There may be nothing that combines the old and the new better than a podcast. The technology that delivers an audio program through a computer or smartphone is fairly new, but the experience of listening to a podcast is reminiscent of old-time radio.
I am old enough to remember when people listened to soap operas, Jack Benny, Bob Hope, Burns and Allen, the Lone Ranger and much more on the radio. Unlike television, radio did not turn you into a couch potato. There was nothing to watch, so you could be a multitasker. My mother could iron with “Queen for a Day” in the background and my father could read a paperback book while half-listening to a comedian. Your mind was free to wander, either to create images to go with the words you were hearing, or to drift to other matters. What you could never do with radio was zip through the commercials. We had no remote control to zoom past boring or irritating parts.
And that’s where podcasts have improved radio. You can listen when you want, pause the podcast when necessary, and skip ahead when desired. And since podcasts are cheap to produce, you don’t need to get hired by a radio station or network to have a show anymore, you can do it yourself.
I was reminded of all this while listening to “Roadtreking: the RV Podcast” featuring Mike Wendland and his wife, Jennifer. Like the old Tex and Jinx radio show with newspaper columnist Tex McCrary and his beautiful wife Jinx Falkenburg (now I’m really sounding ancient), the Wendlands are a married couple who banter entertainingly, interview interesting people and supply helpful information.
You can hear the Wendlands’ weekly hour-long podcast by logging onto their website at roadtreking.com or accessing it through iTunes, Stitcher and other services. The nice thing about the Wendlands’ website is that they post what they call show notes, describing each segment of the broadcast, and telling where that segment begins. That makes it easy to zoom past topics of little appeal and get quickly to what you are interested in.
The Wendland do not have a monopoly on RV podcasts. You can find others at livingthervdream.com, rvnavigator.com, rvdailyreport.com, and no doubt elsewhere. (Our Tech Tips columnists, Russ and Tiña De Maris, have stopped producing new content at yourrvpodcast.com but you can still hear programs they recorded from January to July.)
What makes the Wendlands stand out is their success with the format. Mike Wendland says their podcasts are downloaded 100,000 times a month. Since the series began last October, the podcasts have been downloaded a million times.
Why so successful?
“It’s a captive audience,” Wendland explains. RVers spend a lot of time on the road and are hungry for entertaining and useful information while driving. And so they turn to a podcast.
What sets the Wendlands’ effort apart from many others is that Mike is a professional broadcaster, with 18 Emmys to his credit. His journalism career took him from newspapers to on-the-air TV reporting in Detroit and at 69, he still films a weekly tech report that is distributed to 215 stations in the NBC television network.
The Wendlands began combining their interests in media and RVing when they purchased a Roadtrek Class B motorhome. In 2012, they started a blog catering to others who travel in small motorhomes, and built a following through promotion on social media such as Facebook and Twitter.

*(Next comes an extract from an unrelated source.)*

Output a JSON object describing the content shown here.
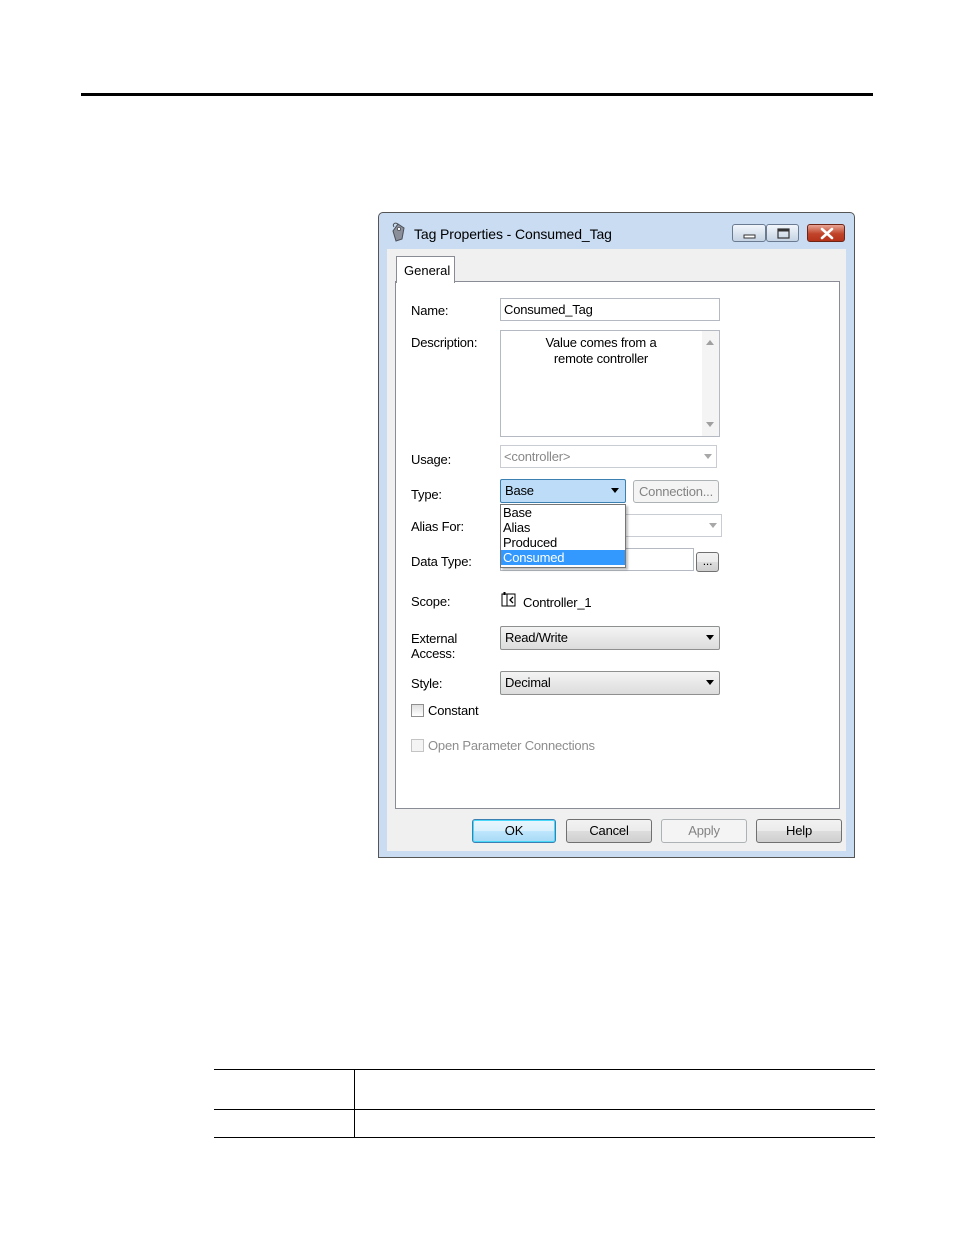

The Wendlands post articles, photos and video segments at roadtreking.com, attracting lots of traffic, but it is the podcast that has generated a surprisingly large following since it was launched a year ago.
In the heyday of old-time radio, successful personalities like Arthur Godfrey and Don McNeill created a sense of intimacy, a feeling among listeners that they were with friends. The Wendlands have that same kind of appeal as they share with listeners their thoughts on travel and the RV lifestyle.
Keeping It Light
A key to the success of the show, Mike Wendland says, is the focus on positive news and entertainment. “People love hearing about the interesting people and places we visit, with no politics or bickering.” With the nation so polarized politically, he believes it is essential to keep politics out of the podcast.
To make the appeal of the show as broad as possible, the Wendlands avoid getting into deep discussions of technical matters. Listeners are invited to submit questions and comments through email or by voice at roadtreking.com but this isn’t the place to get answers to RV issues that would bore other listeners.
Mike and Jennifer still live in Michigan but are on the road about half the year. With their RV equipped with solar power and lithium ion batteries, they can camp and record their podcast just about anywhere. “We’ve done the show from very remote places like mountaintops and the deep woods of national and state forests,” Mike says.
If you aren’t yet familiar with podcasting, you may be surprised at the variety of podcasts that are available today—everything from professionally produced NPR programs to wacky shows by people you have never heard of. It’s wonderful that with today’s technology, just about anyone can create a radio show; the more difficult achievement is finding an audience, and that’s where the Wendlands have excelled.